At first glance as slapdash as most of his other porn efforts, PHANTOM finds Joe D'Amato in a surprisingly artistic mood. With very beautiful ladies making love non-stop to guys with big cocks, it's obviously all about aiding the viewing public's unquenchable need to masturbate, but there is an odd beauty to the piece nonetheless.
The format is quite similar to THE VENEXIANA, a D'Amato video where Wanda Curtis rode a gondola along Venice canals, musing her fantasies in the form of sex vignettes. Eva Henger is substituted for Wanda in the gondola, and also wanders around Venice back alleys -perhaps shot at the same time to save a buck on the two projects.
A considerable amount of footage is stolen from Lon Chaney's 1925 classic THE PHANTOM OF THE OPERA, a Universal release that perhaps is public domain, but that never stopped pornographers anyway. D'Amato shows the silent footage tinted in blue, and frequently split screen in four or nine panels for a Pop Art silk screen effect. Henger, whose character name is also Eva Henger, is superimposed over the footage looking around vacantly. It's padding and substitutes for live action.
Similarly, he has a still of a beautiful, gold-tinted opera house interior that is shown from time to time, cheaper than renting one. During opera sequences, stock footage of an audience and conductor is inserted quite crudely. As was obvious with his late '70s Caribbean shoots, odds and ends of which generated an endless source of different films, Joe is of the "waste not want not" school of cheapness.

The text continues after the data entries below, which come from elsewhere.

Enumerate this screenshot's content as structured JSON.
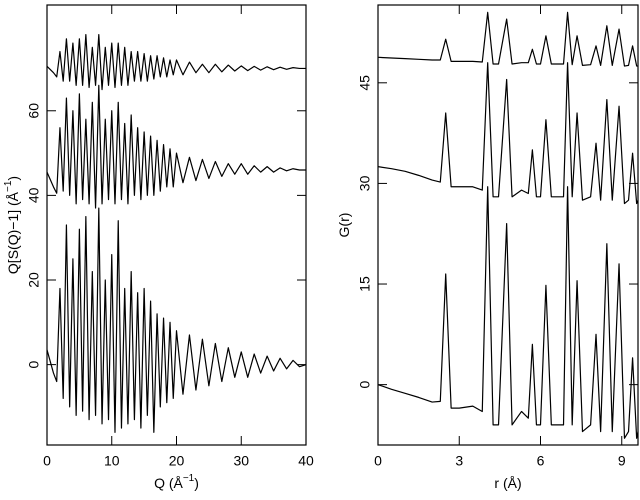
{
  "chart_data": [
    {
      "type": "line",
      "xlabel": [
        "Q (Å",
        "−1",
        ")"
      ],
      "ylabel": [
        "Q[S(Q)−1] (Å",
        "−1",
        ")"
      ],
      "xlim": [
        0,
        40
      ],
      "ylim": [
        -19,
        85
      ],
      "xticks": [
        0,
        10,
        20,
        30,
        40
      ],
      "yticks": [
        0,
        20,
        40,
        60
      ],
      "x": [
        0,
        1,
        1.5,
        2,
        2.5,
        3,
        3.5,
        4,
        4.5,
        5,
        5.5,
        6,
        6.5,
        7,
        7.5,
        8,
        8.5,
        9,
        9.5,
        10,
        10.5,
        11,
        11.5,
        12,
        12.5,
        13,
        13.5,
        14,
        14.5,
        15,
        15.5,
        16,
        16.5,
        17,
        17.5,
        18,
        18.5,
        19,
        19.5,
        20,
        21,
        22,
        23,
        24,
        25,
        26,
        27,
        28,
        29,
        30,
        31,
        32,
        33,
        34,
        35,
        36,
        37,
        38,
        39,
        40
      ],
      "series": [
        {
          "color": "#000000",
          "values": [
            3.5,
            -2,
            -4,
            18,
            -8,
            33,
            -10,
            25,
            -12,
            32,
            -11,
            35,
            -13,
            22,
            -12,
            37,
            -14,
            20,
            -13,
            26,
            -16,
            34,
            -15,
            18,
            -14,
            22,
            -13,
            17,
            -15,
            18,
            -12,
            15,
            -16,
            12,
            -10,
            11,
            -9,
            10,
            -8,
            8,
            -7,
            7,
            -6,
            6,
            -5,
            5,
            -4,
            4,
            -3,
            3,
            -3,
            2.5,
            -2,
            2,
            -1.5,
            1.5,
            -1,
            1,
            -0.5,
            0
          ]
        },
        {
          "color": "#000000",
          "values": [
            45.5,
            42,
            40.5,
            56,
            41,
            63,
            40,
            60,
            38,
            64,
            39,
            58,
            38,
            62,
            37,
            66,
            38,
            58,
            39,
            60,
            38,
            62,
            39,
            57,
            38,
            59,
            40,
            56,
            39,
            55,
            40,
            54,
            40,
            53,
            41,
            52,
            42,
            51,
            42,
            50,
            43,
            49,
            43.5,
            48.5,
            44,
            48,
            44.5,
            47.5,
            45,
            47.5,
            45,
            47,
            45.5,
            46.8,
            45.5,
            46.5,
            45.8,
            46.3,
            46,
            46
          ]
        },
        {
          "color": "#000000",
          "values": [
            70.5,
            69,
            68,
            74,
            67,
            77,
            67,
            76,
            66,
            77,
            66,
            78,
            65.5,
            75,
            66,
            78,
            65,
            75,
            66,
            76,
            65.5,
            76,
            66,
            75,
            66,
            74,
            67,
            74,
            67,
            73.5,
            67,
            73,
            67.5,
            73,
            68,
            72.5,
            68,
            72,
            68.5,
            72,
            68.5,
            71.5,
            69,
            71,
            69,
            71,
            69.2,
            70.8,
            69.4,
            70.6,
            69.5,
            70.5,
            69.6,
            70.4,
            69.7,
            70.3,
            69.8,
            70.2,
            70,
            70
          ]
        }
      ]
    },
    {
      "type": "line",
      "xlabel": [
        "r (Å)"
      ],
      "ylabel": [
        "G(r)"
      ],
      "xlim": [
        0,
        9.6
      ],
      "ylim": [
        -9,
        56.6
      ],
      "xticks": [
        0,
        3,
        6,
        9
      ],
      "yticks": [
        0,
        15,
        30,
        45
      ],
      "x": [
        0,
        0.5,
        1.0,
        1.5,
        2.0,
        2.3,
        2.5,
        2.7,
        3.0,
        3.5,
        3.85,
        4.05,
        4.25,
        4.45,
        4.75,
        4.95,
        5.3,
        5.55,
        5.7,
        5.85,
        6.0,
        6.2,
        6.4,
        6.7,
        6.85,
        7.0,
        7.17,
        7.35,
        7.55,
        7.85,
        8.05,
        8.22,
        8.45,
        8.65,
        8.9,
        9.1,
        9.25,
        9.4,
        9.55,
        9.6
      ],
      "series": [
        {
          "color": "#000000",
          "values": [
            0,
            -0.7,
            -1.3,
            -1.9,
            -2.6,
            -2.5,
            16.5,
            -3.5,
            -3.5,
            -3.2,
            -4,
            29.5,
            -6,
            -6,
            24,
            -6,
            -4,
            -5,
            6,
            -6,
            -6,
            14.8,
            -6,
            -6,
            -6,
            29.5,
            -6,
            15.5,
            -7,
            -6,
            7.5,
            -7,
            21,
            -7,
            18,
            -8,
            -7,
            4,
            -8,
            -7
          ]
        },
        {
          "color": "#000000",
          "values": [
            32.5,
            32.2,
            31.8,
            31.2,
            30.5,
            30.2,
            40.5,
            29.5,
            29.5,
            29.5,
            29,
            48,
            28,
            28,
            45.5,
            28,
            29,
            28.5,
            35,
            28,
            28,
            39.5,
            28,
            28,
            28,
            48,
            28,
            40.5,
            27.5,
            28,
            36,
            27.5,
            42.5,
            27.5,
            41.5,
            27,
            27.5,
            34.5,
            27,
            27.5
          ]
        },
        {
          "color": "#000000",
          "values": [
            48.8,
            48.7,
            48.6,
            48.5,
            48.4,
            48.4,
            51.5,
            48.2,
            48.2,
            48.2,
            48.1,
            55.5,
            47.8,
            47.8,
            54.5,
            47.8,
            48,
            48,
            50,
            47.8,
            47.8,
            52,
            47.8,
            47.8,
            47.8,
            55.5,
            47.7,
            52,
            47.6,
            47.7,
            50.5,
            47.6,
            53.5,
            47.6,
            53,
            47.5,
            47.6,
            50.5,
            47.5,
            47.5
          ]
        }
      ]
    }
  ]
}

Virtually the entire video's plot is rattled off in voice-over as we see a newspaper photo of Alan Miller, a violinist disfigured in a fire 20 years ago, believed to be the masked phantom haunting the Venice opera house where prima donna Eva Henger has been booked to star in La Tosca. The opera house impresario is played by Chris Charming, his flower tattoo clashing (as usual) with the role, but his big cock upstaging most of the other players in frequent XXX scenes.
Henger's manager played by Mike Foster has big plans for her, when he's not shtupping Eva or another beautiful red-headed singer (a tall lady not identified in the credits, but definitely a keeper). Third leading lady is a slender beauty playing Chris' secretary, who also does a fine job in many sex scenes.

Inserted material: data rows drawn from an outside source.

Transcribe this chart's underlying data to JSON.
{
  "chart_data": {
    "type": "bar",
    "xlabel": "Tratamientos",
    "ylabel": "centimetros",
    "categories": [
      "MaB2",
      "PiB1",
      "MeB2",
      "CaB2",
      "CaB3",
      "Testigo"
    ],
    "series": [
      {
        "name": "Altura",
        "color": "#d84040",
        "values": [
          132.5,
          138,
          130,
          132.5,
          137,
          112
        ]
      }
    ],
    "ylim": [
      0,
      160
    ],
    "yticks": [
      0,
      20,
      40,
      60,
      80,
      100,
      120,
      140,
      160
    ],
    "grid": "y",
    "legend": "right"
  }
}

The film's dreamy quality comes from a monotonous musical track plus Eva endlessly wandering or gondola-ing around. The black caped/white masked Phantom trails her across Venice alleyways, and even appears at the beautiful mansion where the interior action takes place.
The sex scenes are relatively mechanical, with D'Amato emphasizing copious money shots on the gals' faces, shot in slo-mo for his trademark "fountains of semen" effect. Goofiest scene has Eva imagining five, count 'em, five Phantoms appearing to her, all five getting a blow job (with a memorable D'Amato closeup composition surrounding her face with five erect peckers) plus double-penetration and a wet finish.
The Phantom is seen in catacombs (for zero budget achieving pretty much the same impact as Dario Argento slaved over the same year in his terrible horror version of the material) sawing away at his violin, but D'Amato idiotically has synthesized keyboards simulating the violin playing -very unconvincing and jarring. There's a cheap, fleeting SPFX scene where Miller's mutilated face becomes normal, right before Eva humps him.
Overall, the pointless non-story eschews horror or drama, merely coming to an end when the Chaney film (shown again in the final reel) ends. Eva, particularly in one scene clad in a stunning pink evening gown, manages to remain elegant no matter how "dirty" the porn content she's immersed in becomes.
Future historians may well want to watch this baby, among well over a hundred D'Amato artifacts to choose from, to see a perhaps subconscious war of wills between the Romantic Spirit and the crass "gotta make a living" pornographer's craft. After watching it a couple of times, I'm still puzzled over the obvious contradictions.